This is an external merge sort. Instead of arrays, we use three additional files for temporary storage.
A is our original file to be sorted, B, C, and D are the three additional files .
Here we start with an initial run of two numbers. And we never have to hold more that two numbers in memory.
Instead of starting with very short runs, usually a hybrid algorithm is used, where the initial pass will read many records into memory, do an internal sort to create a long run, and then distribute those long runs onto the output set. The step avoids many early passes. For example, an internal sort of 1024 records will save 9 passes. - wiki |
Pass 1. Merge pairs of records from A; writing two-record sublists alternately to C and D.
Say A contains 3,2,6,4,1,8,5,7.
Read the first pair of integers from A (3,2), write them into C in order (2,3)

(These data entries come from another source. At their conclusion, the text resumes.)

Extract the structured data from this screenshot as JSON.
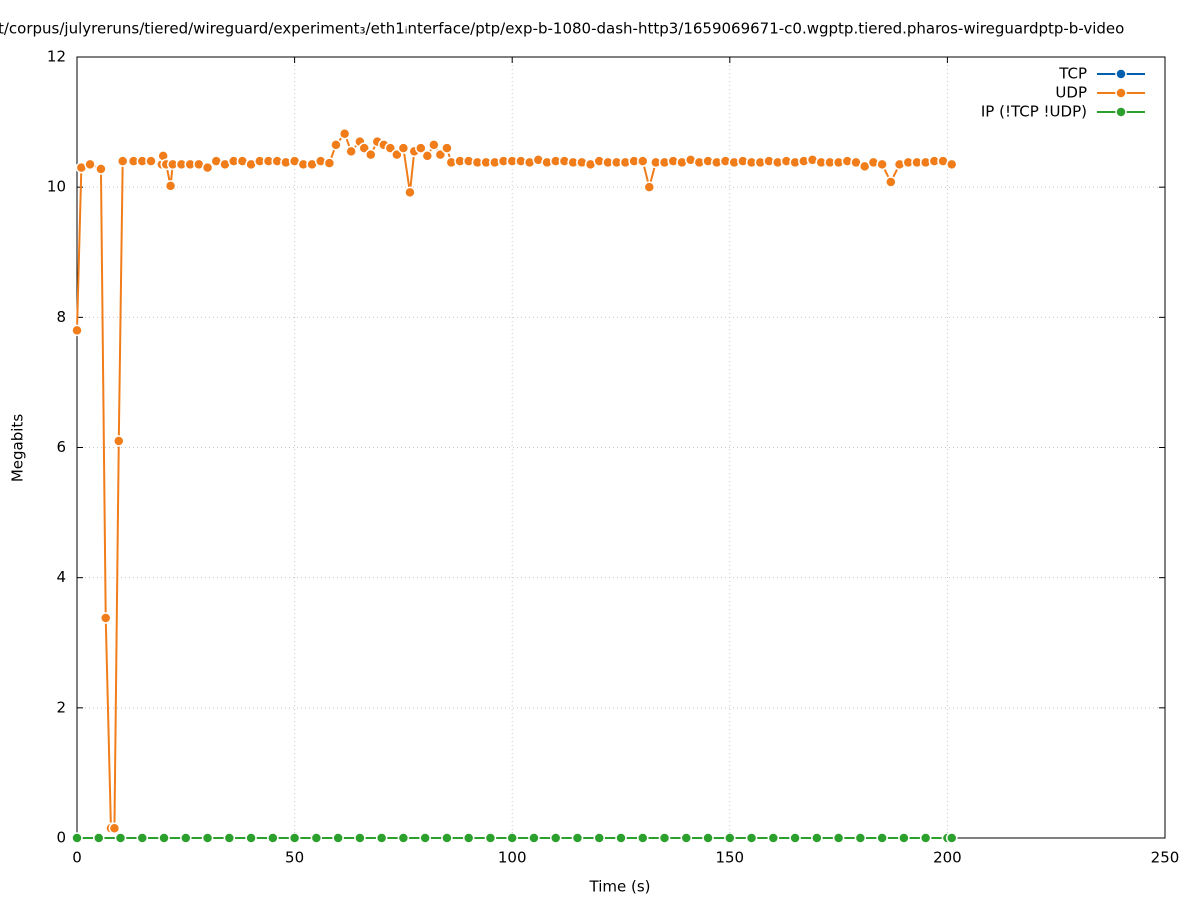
{
  "chart_data": {
    "type": "line",
    "title": "t/corpus/julyreruns/tiered/wireguard/experiment₃/eth1ᵢnterface/ptp/exp-b-1080-dash-http3/1659069671-c0.wgptp.tiered.pharos-wireguardptp-b-video",
    "x_label": "Time (s)",
    "y_label": "Megabits",
    "xlim": [
      0,
      250
    ],
    "xticks": [
      0,
      50,
      100,
      150,
      200,
      250
    ],
    "ylim": [
      0,
      12
    ],
    "yticks": [
      0,
      2,
      4,
      6,
      8,
      10,
      12
    ],
    "grid": true,
    "legend": "top-right",
    "series": [
      {
        "name": "TCP",
        "color": "#0060ad",
        "x": [],
        "values": []
      },
      {
        "name": "UDP",
        "color": "#f07d1a",
        "x": [
          0,
          1,
          3,
          5.5,
          6.6,
          7.8,
          8.6,
          9.6,
          10.5,
          13,
          15,
          17,
          19.5,
          19.8,
          20.5,
          21.5,
          22,
          24,
          26,
          28,
          30,
          32,
          34,
          36,
          38,
          40,
          42,
          44,
          46,
          48,
          50,
          52,
          54,
          56,
          58,
          59.5,
          61.5,
          63,
          65,
          66,
          67.5,
          69,
          70.5,
          72,
          73.5,
          75,
          76.5,
          77.5,
          79,
          80.5,
          82,
          83.5,
          85,
          86,
          88,
          90,
          92,
          94,
          96,
          98,
          100,
          102,
          104,
          106,
          108,
          110,
          112,
          114,
          116,
          118,
          120,
          122,
          124,
          126,
          128,
          130,
          131.5,
          133,
          135,
          137,
          139,
          141,
          143,
          145,
          147,
          149,
          151,
          153,
          155,
          157,
          159,
          161,
          163,
          165,
          167,
          169,
          171,
          173,
          175,
          177,
          179,
          181,
          183,
          185,
          187,
          189,
          191,
          193,
          195,
          197,
          199,
          201
        ],
        "values": [
          7.8,
          10.3,
          10.35,
          10.28,
          3.38,
          0.15,
          0.15,
          6.1,
          10.4,
          10.4,
          10.4,
          10.4,
          10.35,
          10.48,
          10.35,
          10.02,
          10.35,
          10.35,
          10.35,
          10.35,
          10.3,
          10.4,
          10.35,
          10.4,
          10.4,
          10.35,
          10.4,
          10.4,
          10.4,
          10.38,
          10.4,
          10.35,
          10.35,
          10.4,
          10.37,
          10.65,
          10.82,
          10.55,
          10.7,
          10.6,
          10.5,
          10.7,
          10.65,
          10.6,
          10.5,
          10.6,
          9.92,
          10.55,
          10.6,
          10.48,
          10.65,
          10.5,
          10.6,
          10.38,
          10.4,
          10.4,
          10.38,
          10.38,
          10.38,
          10.4,
          10.4,
          10.4,
          10.38,
          10.42,
          10.38,
          10.4,
          10.4,
          10.38,
          10.38,
          10.35,
          10.4,
          10.38,
          10.38,
          10.38,
          10.4,
          10.4,
          10.0,
          10.38,
          10.38,
          10.4,
          10.38,
          10.42,
          10.38,
          10.4,
          10.38,
          10.4,
          10.38,
          10.4,
          10.38,
          10.38,
          10.4,
          10.38,
          10.4,
          10.38,
          10.4,
          10.42,
          10.38,
          10.38,
          10.38,
          10.4,
          10.38,
          10.32,
          10.38,
          10.35,
          10.08,
          10.35,
          10.38,
          10.38,
          10.38,
          10.4,
          10.4,
          10.35
        ]
      },
      {
        "name": "IP (!TCP  !UDP)",
        "color": "#2ca02c",
        "x": [
          0,
          5,
          10,
          15,
          20,
          25,
          30,
          35,
          40,
          45,
          50,
          55,
          60,
          65,
          70,
          75,
          80,
          85,
          90,
          95,
          100,
          105,
          110,
          115,
          120,
          125,
          130,
          135,
          140,
          145,
          150,
          155,
          160,
          165,
          170,
          175,
          180,
          185,
          190,
          195,
          200,
          201
        ],
        "values": [
          0,
          0,
          0,
          0,
          0,
          0,
          0,
          0,
          0,
          0,
          0,
          0,
          0,
          0,
          0,
          0,
          0,
          0,
          0,
          0,
          0,
          0,
          0,
          0,
          0,
          0,
          0,
          0,
          0,
          0,
          0,
          0,
          0,
          0,
          0,
          0,
          0,
          0,
          0,
          0,
          0,
          0
        ]
      }
    ]
  }
}
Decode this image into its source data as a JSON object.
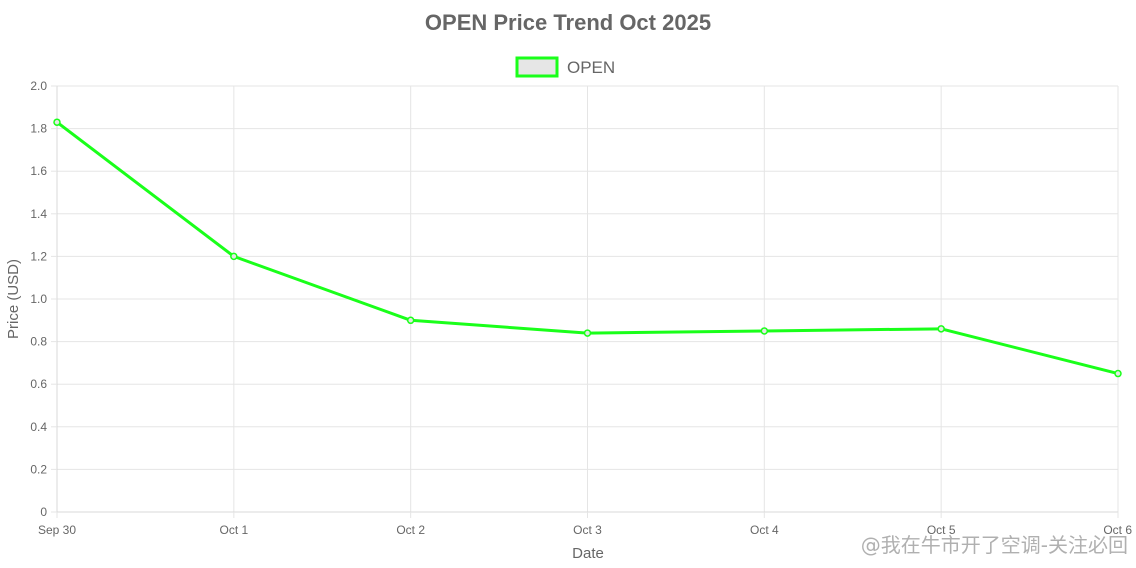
{
  "chart_data": {
    "type": "line",
    "title": "OPEN Price Trend Oct 2025",
    "xlabel": "Date",
    "ylabel": "Price (USD)",
    "categories": [
      "Sep 30",
      "Oct 1",
      "Oct 2",
      "Oct 3",
      "Oct 4",
      "Oct 5",
      "Oct 6"
    ],
    "series": [
      {
        "name": "OPEN",
        "values": [
          1.83,
          1.2,
          0.9,
          0.84,
          0.85,
          0.86,
          0.65
        ]
      }
    ],
    "ylim": [
      0,
      2.0
    ],
    "yticks": [
      "0",
      "0.2",
      "0.4",
      "0.6",
      "0.8",
      "1.0",
      "1.2",
      "1.4",
      "1.6",
      "1.8",
      "2.0"
    ],
    "grid": true,
    "legend_position": "top-center",
    "colors": {
      "line": "#1aff1a",
      "legend_fill": "#e6e6e6",
      "grid": "#e5e5e5",
      "text": "#666666"
    }
  },
  "watermark": "@我在牛市开了空调-关注必回"
}
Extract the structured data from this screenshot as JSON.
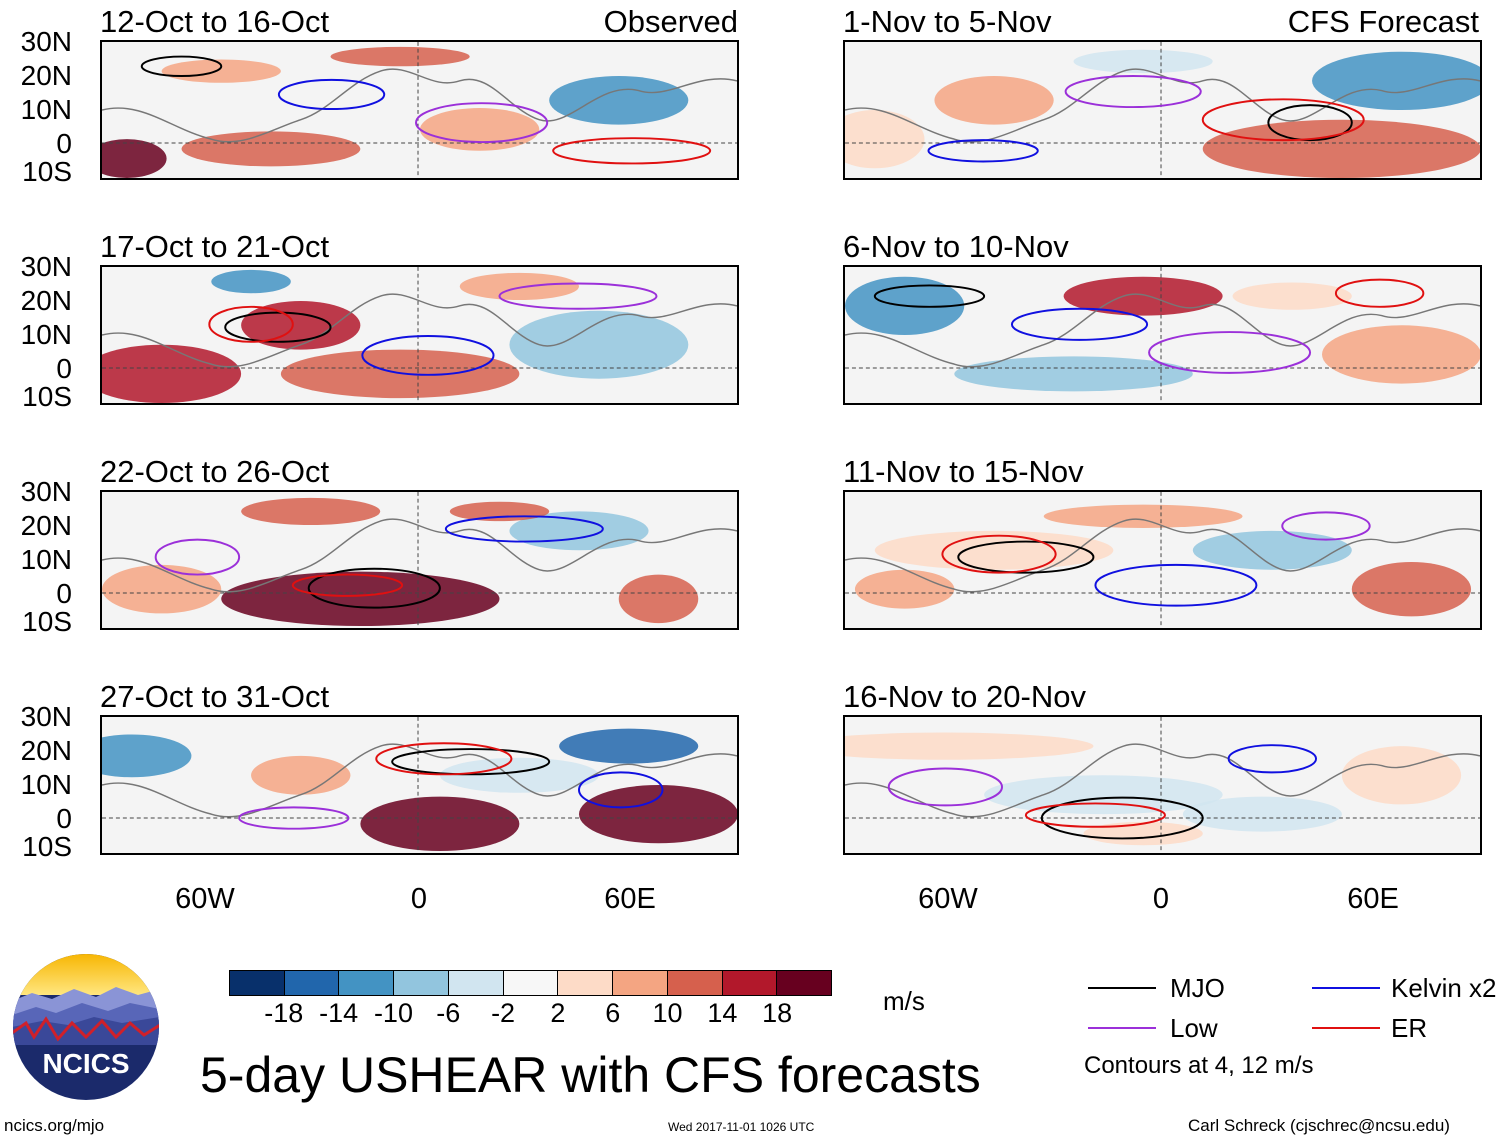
{
  "columns": {
    "left": {
      "tag": "Observed"
    },
    "right": {
      "tag": "CFS Forecast"
    }
  },
  "panels": [
    {
      "title": "12-Oct to 16-Oct"
    },
    {
      "title": "17-Oct to 21-Oct"
    },
    {
      "title": "22-Oct to 26-Oct"
    },
    {
      "title": "27-Oct to 31-Oct"
    },
    {
      "title": "1-Nov to 5-Nov"
    },
    {
      "title": "6-Nov to 10-Nov"
    },
    {
      "title": "11-Nov to 15-Nov"
    },
    {
      "title": "16-Nov to 20-Nov"
    }
  ],
  "y_axis_labels": [
    "30N",
    "20N",
    "10N",
    "0",
    "10S"
  ],
  "x_axis_labels": [
    "60W",
    "0",
    "60E"
  ],
  "colorbar": {
    "units": "m/s",
    "tick_labels": [
      "-18",
      "-14",
      "-10",
      "-6",
      "-2",
      "2",
      "6",
      "10",
      "14",
      "18"
    ],
    "colors": [
      "#08306b",
      "#2166ac",
      "#4393c3",
      "#92c5de",
      "#d1e5f0",
      "#f7f7f7",
      "#fddbc7",
      "#f4a582",
      "#d6604d",
      "#b2182b",
      "#67001f"
    ]
  },
  "legend": {
    "items": [
      {
        "label": "MJO",
        "color": "#000000"
      },
      {
        "label": "Kelvin x2",
        "color": "#1010e0"
      },
      {
        "label": "Low",
        "color": "#9b30d9"
      },
      {
        "label": "ER",
        "color": "#e01010"
      }
    ],
    "note": "Contours at 4, 12 m/s"
  },
  "title": "5-day USHEAR with CFS forecasts",
  "logo": {
    "text": "NCICS"
  },
  "footer": {
    "left": "ncics.org/mjo",
    "center": "Wed 2017-11-01 1026 UTC",
    "right": "Carl Schreck (cjschrec@ncsu.edu)"
  }
}
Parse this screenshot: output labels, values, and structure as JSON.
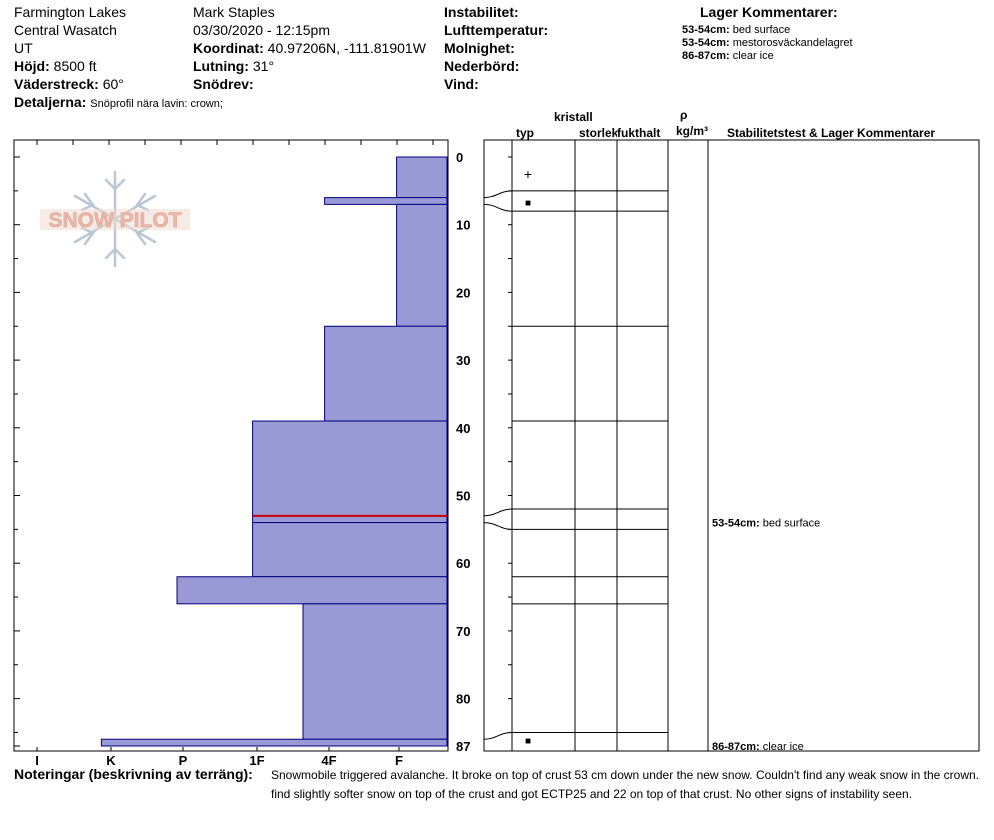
{
  "header": {
    "location": "Farmington Lakes",
    "range": "Central Wasatch",
    "state": "UT",
    "elevation_label": "Höjd:",
    "elevation_value": "8500 ft",
    "aspect_label": "Väderstreck:",
    "aspect_value": "60°",
    "details_label": "Detaljerna:",
    "details_value": "Snöprofil nära lavin: crown;",
    "observer": "Mark Staples",
    "datetime": "03/30/2020 - 12:15pm",
    "coord_label": "Koordinat:",
    "coord_value": "40.97206N, -111.81901W",
    "slope_label": "Lutning:",
    "slope_value": "31°",
    "wind_loading_label": "Snödrev:",
    "instability_label": "Instabilitet:",
    "air_temp_label": "Lufttemperatur:",
    "cloud_label": "Molnighet:",
    "precip_label": "Nederbörd:",
    "wind_label": "Vind:",
    "layer_comments_title": "Lager Kommentarer:",
    "layer_comments": [
      {
        "range": "53-54cm:",
        "text": "bed surface"
      },
      {
        "range": "53-54cm:",
        "text": "mestorosväckandelagret"
      },
      {
        "range": "86-87cm:",
        "text": "clear ice"
      }
    ]
  },
  "logo": {
    "text": "SNOW PILOT"
  },
  "columns": {
    "crystal": "kristall",
    "type": "typ",
    "size": "storlek",
    "moisture": "fukthalt",
    "rho": "ρ",
    "density_unit": "kg/m³",
    "stability": "Stabilitetstest & Lager Kommentarer"
  },
  "hardness_axis": [
    "I",
    "K",
    "P",
    "1F",
    "4F",
    "F"
  ],
  "depth_ticks": [
    "0",
    "10",
    "20",
    "30",
    "40",
    "50",
    "60",
    "70",
    "80",
    "87"
  ],
  "chart_data": {
    "type": "bar",
    "title": "",
    "xlabel": "",
    "ylabel": "",
    "x_categories": [
      "I",
      "K",
      "P",
      "1F",
      "4F",
      "F"
    ],
    "y_range_cm": [
      0,
      87
    ],
    "hardness_scale_note": "F=1, 4F=2, 1F=3, P=4, K=5, I=6",
    "layers": [
      {
        "top": 0,
        "bottom": 6,
        "hardness": 0.7
      },
      {
        "top": 6,
        "bottom": 7,
        "hardness": 1.7
      },
      {
        "top": 7,
        "bottom": 25,
        "hardness": 0.7
      },
      {
        "top": 25,
        "bottom": 39,
        "hardness": 1.7
      },
      {
        "top": 39,
        "bottom": 53,
        "hardness": 2.7
      },
      {
        "top": 53,
        "bottom": 54,
        "hardness": 2.7,
        "weak_layer": true
      },
      {
        "top": 54,
        "bottom": 62,
        "hardness": 2.7
      },
      {
        "top": 62,
        "bottom": 66,
        "hardness": 3.75
      },
      {
        "top": 66,
        "bottom": 86,
        "hardness": 2.0
      },
      {
        "top": 86,
        "bottom": 87,
        "hardness": 4.8
      }
    ]
  },
  "grain_rows": [
    {
      "top": 0,
      "bottom": 5,
      "symbol": "+"
    },
    {
      "top": 5,
      "bottom": 8,
      "symbol": "■"
    },
    {
      "top": 8,
      "bottom": 25,
      "symbol": ""
    },
    {
      "top": 25,
      "bottom": 39,
      "symbol": ""
    },
    {
      "top": 39,
      "bottom": 52,
      "symbol": ""
    },
    {
      "top": 52,
      "bottom": 55,
      "symbol": ""
    },
    {
      "top": 55,
      "bottom": 62,
      "symbol": ""
    },
    {
      "top": 62,
      "bottom": 66,
      "symbol": ""
    },
    {
      "top": 66,
      "bottom": 85,
      "symbol": ""
    },
    {
      "top": 85,
      "bottom": 87,
      "symbol": "■"
    }
  ],
  "stability_comments": [
    {
      "depth": 54,
      "range": "53-54cm:",
      "text": "bed surface"
    },
    {
      "depth": 87,
      "range": "86-87cm:",
      "text": "clear ice"
    }
  ],
  "notes": {
    "label": "Noteringar (beskrivning av terräng):",
    "line1": "Snowmobile triggered avalanche. It broke on top of crust 53 cm down under the new snow. Couldn't find any weak snow in the crown.",
    "line2": "find slightly softer snow on top of the crust and got ECTP25 and 22 on top of that crust. No other signs of instability seen."
  },
  "colors": {
    "layer_fill": "#9999d6",
    "layer_stroke": "#000080",
    "weak_layer": "#cc0000",
    "logo_text": "#e9b8a8",
    "logo_flake": "#b9c7d4"
  }
}
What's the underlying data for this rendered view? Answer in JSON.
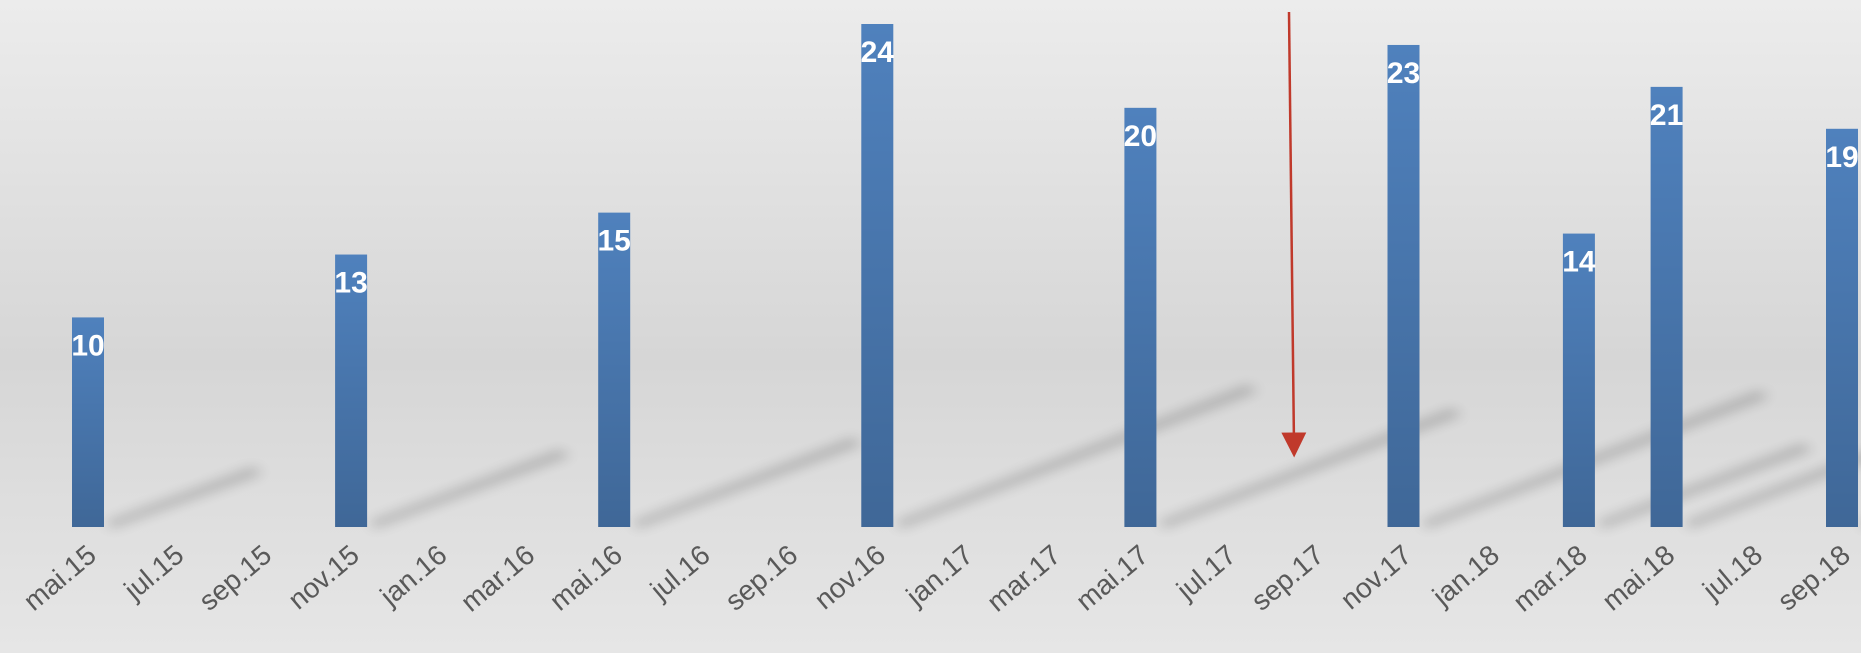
{
  "chart_data": {
    "type": "bar",
    "categories": [
      "mai.15",
      null,
      "jul.15",
      null,
      "sep.15",
      null,
      "nov.15",
      null,
      "jan.16",
      null,
      "mar.16",
      null,
      "mai.16",
      null,
      "jul.16",
      null,
      "sep.16",
      null,
      "nov.16",
      null,
      "jan.17",
      null,
      "mar.17",
      null,
      "mai.17",
      null,
      "jul.17",
      null,
      "sep.17",
      null,
      "nov.17",
      null,
      "jan.18",
      null,
      "mar.18",
      null,
      "mai.18",
      null,
      "jul.18",
      null,
      "sep.18"
    ],
    "values": [
      10,
      null,
      null,
      null,
      null,
      null,
      13,
      null,
      null,
      null,
      null,
      null,
      15,
      null,
      null,
      null,
      null,
      null,
      24,
      null,
      null,
      null,
      null,
      null,
      20,
      null,
      null,
      null,
      null,
      null,
      23,
      null,
      null,
      null,
      14,
      null,
      21,
      null,
      null,
      null,
      19
    ],
    "color": "#4f81bd"
  }
}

Read the next pair of integers from A (6,4), write them into D in order (4,6)
Read the third pair of integers from A (1,8), write them into C in order (1,8)
Read the next pair of integers from A (5,7), write them into D in order (5,7)
At the end of this step,
C contains 2,3 1,8
D contains 4,6 5,7
Pass 2. Merge two-record sublists from C and D into four-record sublists; writing these alternately to A and B.
Merge (2,3) from C and (4,6) from D into A (2,3,4,6)
Merge (1,8) from C and (5,7) from D into B (1,5,7,8)
Pass 3. Merge four-record sublists from A and B into eight-record sublists; writing these alternately to C and D
Merge (2,3,4,6) from A and (1,5,7,8) from B into C (1,2,3,4,5,6,7,8)
In this small example, we have only eight numbers and this merge completes the sort
If we had more numbers:
4. Repeat until you have one list containing all the data, sorted --- in log2(n) passes.